Talent management is an organization's ability to recruit, retain, and produce the most talented employees available in the job market. Talent consistently uncovers benefits in these critical economic areas: revenue, customer satisfaction, quality, productivity, cost, cycle time, and market capitalization. Having good talent management is when one has good skills, knowledge, cognitive abilities, and the potential to do well. Talent management is also an important and necessary skill for people in the workforce to acquire. Finding good and talented people is not a hard thing to do, but making sure that they want to stay working for the same business is the challenge. If someone has so much talent and they are good at what they do, businesses will want them to stay and work there forever. However, most of those people are either satisfied with the job they have, or they go out and look for better opportunities.  A talent management system is suggested to be used in business strategy and implemented in daily processes throughout the company as a whole.

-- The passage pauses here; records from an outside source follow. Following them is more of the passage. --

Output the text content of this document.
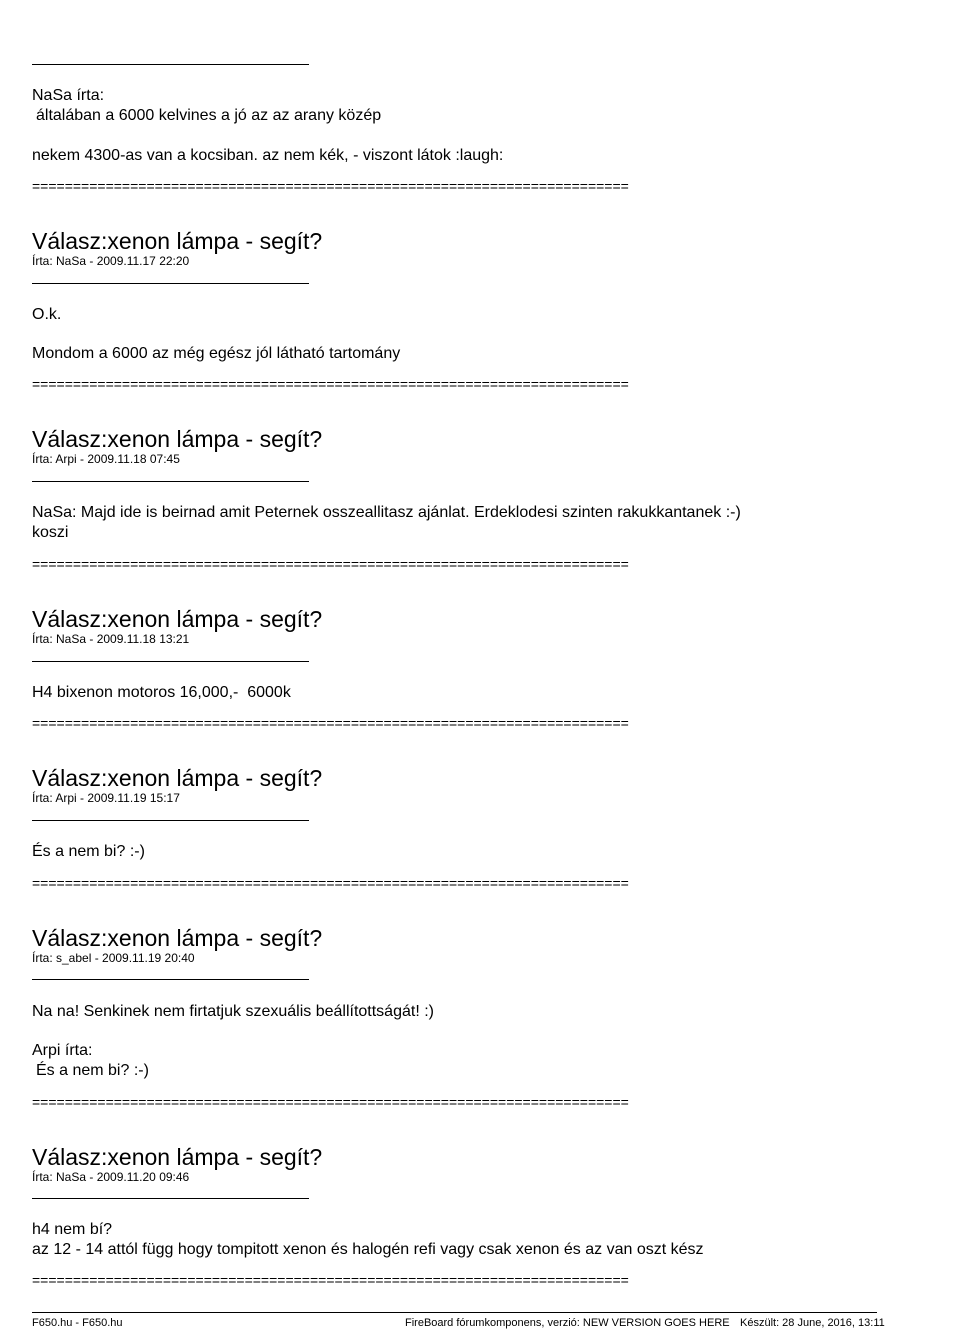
NaSa írta:
általában a 6000 kelvines a jó az az arany közép
nekem 4300-as van a kocsiban. az nem kék, - viszont látok :laugh:
=========================================================================
Válasz:xenon lámpa - segít?
Írta: NaSa - 2009.11.17 22:20
O.k.
Mondom a 6000 az még egész jól látható tartomány
=========================================================================
Válasz:xenon lámpa - segít?
Írta: Arpi - 2009.11.18 07:45
NaSa: Majd ide is beirnad amit Peternek osszeallitasz ajánlat. Erdeklodesi szinten rakukkantanek :-)
koszi
=========================================================================
Válasz:xenon lámpa - segít?
Írta: NaSa - 2009.11.18 13:21
H4 bixenon motoros 16,000,-  6000k
=========================================================================
Válasz:xenon lámpa - segít?
Írta: Arpi - 2009.11.19 15:17
És a nem bi? :-)
=========================================================================
Válasz:xenon lámpa - segít?
Írta: s_abel - 2009.11.19 20:40
Na na! Senkinek nem firtatjuk szexuális beállítottságát! :)
Arpi írta:
És a nem bi? :-)
=========================================================================
Válasz:xenon lámpa - segít?
Írta: NaSa - 2009.11.20 09:46
h4 nem bí?
az 12 - 14 attól függ hogy tompitott xenon és halogén refi vagy csak xenon és az van oszt kész
=========================================================================
F650.hu - F650.hu	FireBoard fórumkomponens, verzió: NEW VERSION GOES HERE Készült: 28 June, 2016, 13:11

It cannot be left solely to the human resources department to attract and retain employees, but rather be practiced in all levels of an organization. The business strategy must include responsibilities for line managers to develop the skills of their immediate subordinates. Divisions within the company should be openly sharing information with other departments in order for employees to gain knowledge of the overall organizational objectives.[6] The issue with many companies and the military today is that their organizations put tremendous effort into attracting employees to their company, but spend little time into retaining and developing talent.

The talent management strategy may be supported by technology such as HRIS (HR Information Systems) or HRMS (HR Management Systems).